La Commissione europea ha approvato dupilumab (Sanofi/Regeneron) per il trattamento dell'orticaria cronica spontanea (CSU) da moderata a grave in bambini dai 2 agli 11 anni con risposta inadeguata agli antistaminici H1 e non precedentemente trattati con terapia anti-IgE. L'approvazione estende alla fascia pediatrica più giovane l'indicazione già esistente per adulti e adolescenti a partire dai 12 anni, configurando dupilumab come il primo e unico farmaco mirato approvato nell'UE per questa popolazione.
La CSU è una malattia cutanea cronica e infiammatoria sostenuta in parte dall'infiammazione di tipo 2, caratterizzata dalla comparsa improvvisa di pomfi debilitanti e prurito ricorrente in assenza di un fattore scatenante identificabile. Il trattamento di prima linea con antistaminici H1 lascia una quota rilevante di pazienti sintomatici, con opzioni terapeutiche alternative limitate.
Dupilumab è un anticorpo monoclonale completamente umano che inibisce la segnalazione delle interleuchine IL-4 e IL-13, due mediatori centrali nel sostenere l'infiammazione di tipo 2, senza esercitare attività immunosoppressiva. Il blocco di queste vie riduce la risposta infiammatoria alla base della degranulazione mastocitaria e della comparsa dei sintomi caratteristici della CSU. Il meccanismo d'azione è distinto da quello degli antistaminici e da quello degli anticorpi anti-IgE, collocando dupilumab come approccio targeted su un bersaglio fisiopatologico più a monte.
«Le precedenti opzioni di trattamento per bambini più piccoli con orticaria cronica spontanea lasciavano molti pazienti con una malattia non controllata, caratterizzata dalla comparsa imprevedibile di prurito e pomfi che continuavano a condizionare fortemente la loro vita quotidiana.» ha affermato Alyssa Johnsen, Global Therapeutic Area Head, Immunology Development di Sanofi. «Dupilumab inibisce la segnalazione di IL4 e IL13, due dei fattori chiave e fondamentali nel sostenere l'infiammazione di tipo 2 e offre un approccio unico nel suo genere per affrontare l'orticaria cronica spontanea nei bambini piccoli» spiega.
L'approvazione si basa sui dati del programma di fase 3 LIBERTY-CUPID, che comprende due studi controllati negli adulti e i dati dello studio pediatrico CUPIDKids.
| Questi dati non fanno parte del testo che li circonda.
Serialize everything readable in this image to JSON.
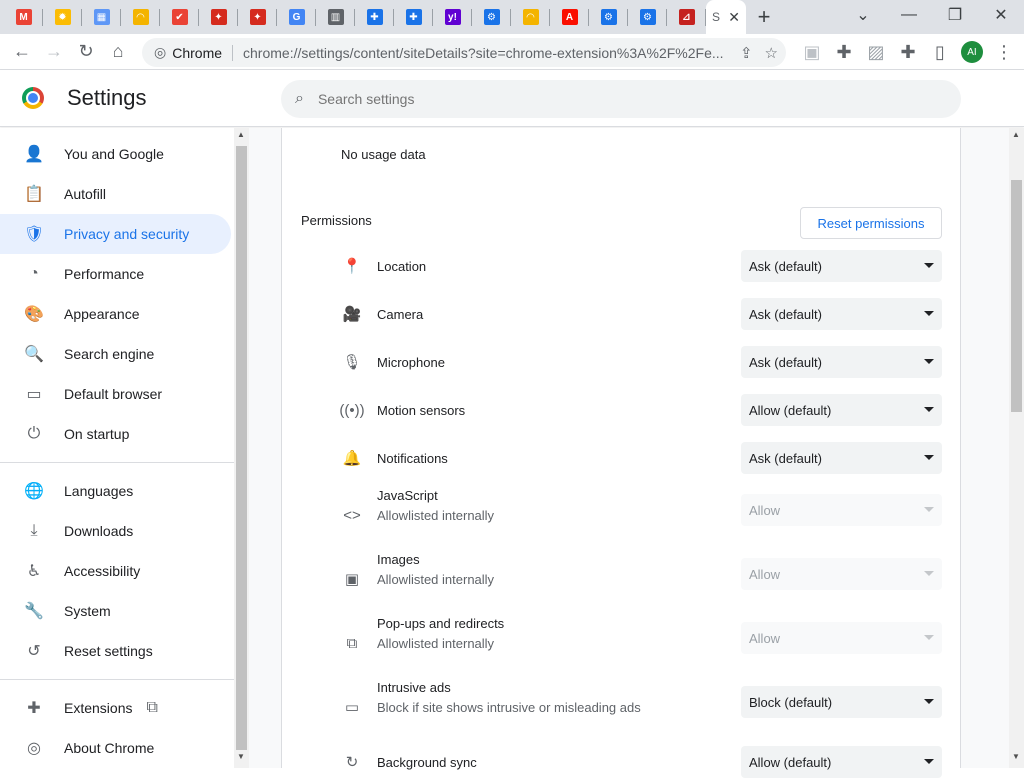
{
  "tabs": [
    {
      "icon": "gmail-icon",
      "color": "#ea4335",
      "glyph": "M"
    },
    {
      "icon": "sun-icon",
      "color": "#fbbc04",
      "glyph": "✹"
    },
    {
      "icon": "chart-icon",
      "color": "#5e97f6",
      "glyph": "▦"
    },
    {
      "icon": "rainbow-icon",
      "color": "#f4b400",
      "glyph": "◠"
    },
    {
      "icon": "ribbon-icon",
      "color": "#ea4335",
      "glyph": "✔"
    },
    {
      "icon": "maple-leaf-icon",
      "color": "#d52b1e",
      "glyph": "✦"
    },
    {
      "icon": "maple-leaf-icon",
      "color": "#d52b1e",
      "glyph": "✦"
    },
    {
      "icon": "google-icon",
      "color": "#4285f4",
      "glyph": "G"
    },
    {
      "icon": "building-icon",
      "color": "#5f6368",
      "glyph": "▥"
    },
    {
      "icon": "puzzle-icon",
      "color": "#1a73e8",
      "glyph": "✚"
    },
    {
      "icon": "puzzle-icon",
      "color": "#1a73e8",
      "glyph": "✚"
    },
    {
      "icon": "yahoo-icon",
      "color": "#6001d2",
      "glyph": "y!"
    },
    {
      "icon": "gear-icon",
      "color": "#1a73e8",
      "glyph": "⚙"
    },
    {
      "icon": "rainbow-icon",
      "color": "#f4b400",
      "glyph": "◠"
    },
    {
      "icon": "adobe-icon",
      "color": "#fa0f00",
      "glyph": "A"
    },
    {
      "icon": "gear-icon",
      "color": "#1a73e8",
      "glyph": "⚙"
    },
    {
      "icon": "gear-icon",
      "color": "#1a73e8",
      "glyph": "⚙"
    },
    {
      "icon": "pdf-icon",
      "color": "#c5221f",
      "glyph": "⊿"
    }
  ],
  "active_tab": {
    "title": "S",
    "close": "✕"
  },
  "newtab": "+",
  "window": {
    "minimize": "—",
    "restore": "❐",
    "close": "✕",
    "down": "⌄"
  },
  "toolbar": {
    "back": "←",
    "forward": "→",
    "reload": "↻",
    "home": "⌂"
  },
  "omnibox": {
    "site_label": "Chrome",
    "url": "chrome://settings/content/siteDetails?site=chrome-extension%3A%2F%2Fe..."
  },
  "profile": {
    "initials": "AI",
    "color": "#1e8e3e"
  },
  "settings": {
    "title": "Settings",
    "search_placeholder": "Search settings"
  },
  "nav": {
    "items": [
      {
        "label": "You and Google",
        "icon": "person-icon",
        "glyph": "👤"
      },
      {
        "label": "Autofill",
        "icon": "clipboard-icon",
        "glyph": "📋"
      },
      {
        "label": "Privacy and security",
        "icon": "shield-icon",
        "glyph": "🛡",
        "active": true
      },
      {
        "label": "Performance",
        "icon": "gauge-icon",
        "glyph": "◔"
      },
      {
        "label": "Appearance",
        "icon": "palette-icon",
        "glyph": "🎨"
      },
      {
        "label": "Search engine",
        "icon": "search-icon",
        "glyph": "🔍"
      },
      {
        "label": "Default browser",
        "icon": "browser-icon",
        "glyph": "▭"
      },
      {
        "label": "On startup",
        "icon": "power-icon",
        "glyph": "⏻"
      }
    ],
    "items2": [
      {
        "label": "Languages",
        "icon": "globe-icon",
        "glyph": "🌐"
      },
      {
        "label": "Downloads",
        "icon": "download-icon",
        "glyph": "⤓"
      },
      {
        "label": "Accessibility",
        "icon": "accessibility-icon",
        "glyph": "♿"
      },
      {
        "label": "System",
        "icon": "wrench-icon",
        "glyph": "🔧"
      },
      {
        "label": "Reset settings",
        "icon": "history-icon",
        "glyph": "↺"
      }
    ],
    "items3": [
      {
        "label": "Extensions",
        "icon": "puzzle-icon",
        "glyph": "✚"
      },
      {
        "label": "About Chrome",
        "icon": "chrome-icon",
        "glyph": "◎"
      }
    ]
  },
  "main": {
    "usage": "No usage data",
    "permissions_title": "Permissions",
    "reset_label": "Reset permissions",
    "permissions": [
      {
        "label": "Location",
        "sub": "",
        "value": "Ask (default)",
        "icon": "location-pin-icon",
        "glyph": "📍",
        "disabled": false
      },
      {
        "label": "Camera",
        "sub": "",
        "value": "Ask (default)",
        "icon": "camera-icon",
        "glyph": "🎥",
        "disabled": false
      },
      {
        "label": "Microphone",
        "sub": "",
        "value": "Ask (default)",
        "icon": "microphone-icon",
        "glyph": "🎙",
        "disabled": false
      },
      {
        "label": "Motion sensors",
        "sub": "",
        "value": "Allow (default)",
        "icon": "sensors-icon",
        "glyph": "((•))",
        "disabled": false
      },
      {
        "label": "Notifications",
        "sub": "",
        "value": "Ask (default)",
        "icon": "bell-icon",
        "glyph": "🔔",
        "disabled": false
      },
      {
        "label": "JavaScript",
        "sub": "Allowlisted internally",
        "value": "Allow",
        "icon": "code-icon",
        "glyph": "<>",
        "disabled": true
      },
      {
        "label": "Images",
        "sub": "Allowlisted internally",
        "value": "Allow",
        "icon": "image-icon",
        "glyph": "▣",
        "disabled": true
      },
      {
        "label": "Pop-ups and redirects",
        "sub": "Allowlisted internally",
        "value": "Allow",
        "icon": "popup-icon",
        "glyph": "⧉",
        "disabled": true
      },
      {
        "label": "Intrusive ads",
        "sub": "Block if site shows intrusive or misleading ads",
        "value": "Block (default)",
        "icon": "ads-icon",
        "glyph": "▭",
        "disabled": false
      },
      {
        "label": "Background sync",
        "sub": "",
        "value": "Allow (default)",
        "icon": "sync-icon",
        "glyph": "↻",
        "disabled": false
      }
    ]
  }
}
Negli studi controllati, dupilumab ha dimostrato superiorità rispetto al placebo alla settimana 24 nella riduzione dell'UAS7 e nelle misurazioni individuali di prurito e pomfi, con una quota maggiore di pazienti in stato di malattia ben controllata (UAS7 ≤6) e risposta completa (UAS7=0). Il profilo di sicurezza nei bambini piccoli è risultato coerente con quello già documentato negli adulti; le reazioni avverse più comuni includono reazioni al sito di iniezione, congiuntivite, artralgia, herpes orale ed eosinofilia.
Con questa approvazione, dupilumab diventa la quarta indicazione in bambini piccoli con malattie croniche da infiammazione di tipo 2, dopo dermatite atopica, asma ed esofagite eosinofila. Il farmaco è attualmente approvato in più di 60 paesi per una o più indicazioni e conta oltre 1,4 milioni di pazienti in trattamento a livello globale, con un profilo di sicurezza a lungo termine documentato su scala ampia.
Il passaggio successivo per la concreta accessibilità ai pazienti italiani è rappresentato dall'iter di rimborsabilità AIFA, non ancora avviato al momento dell'approvazione europea.
«Essendo il primo e unico farmaco mirato per bambini piccoli nell'UE con CSU, dupilumab ha il potenziale per diventare il nuovo standard di cura per coloro che rimangono sintomatici nonostante altri trattamenti disponibili» conclude George D. Yancopoulos, Board co-Chair, President and Chief Scientific Officer di Regeneron.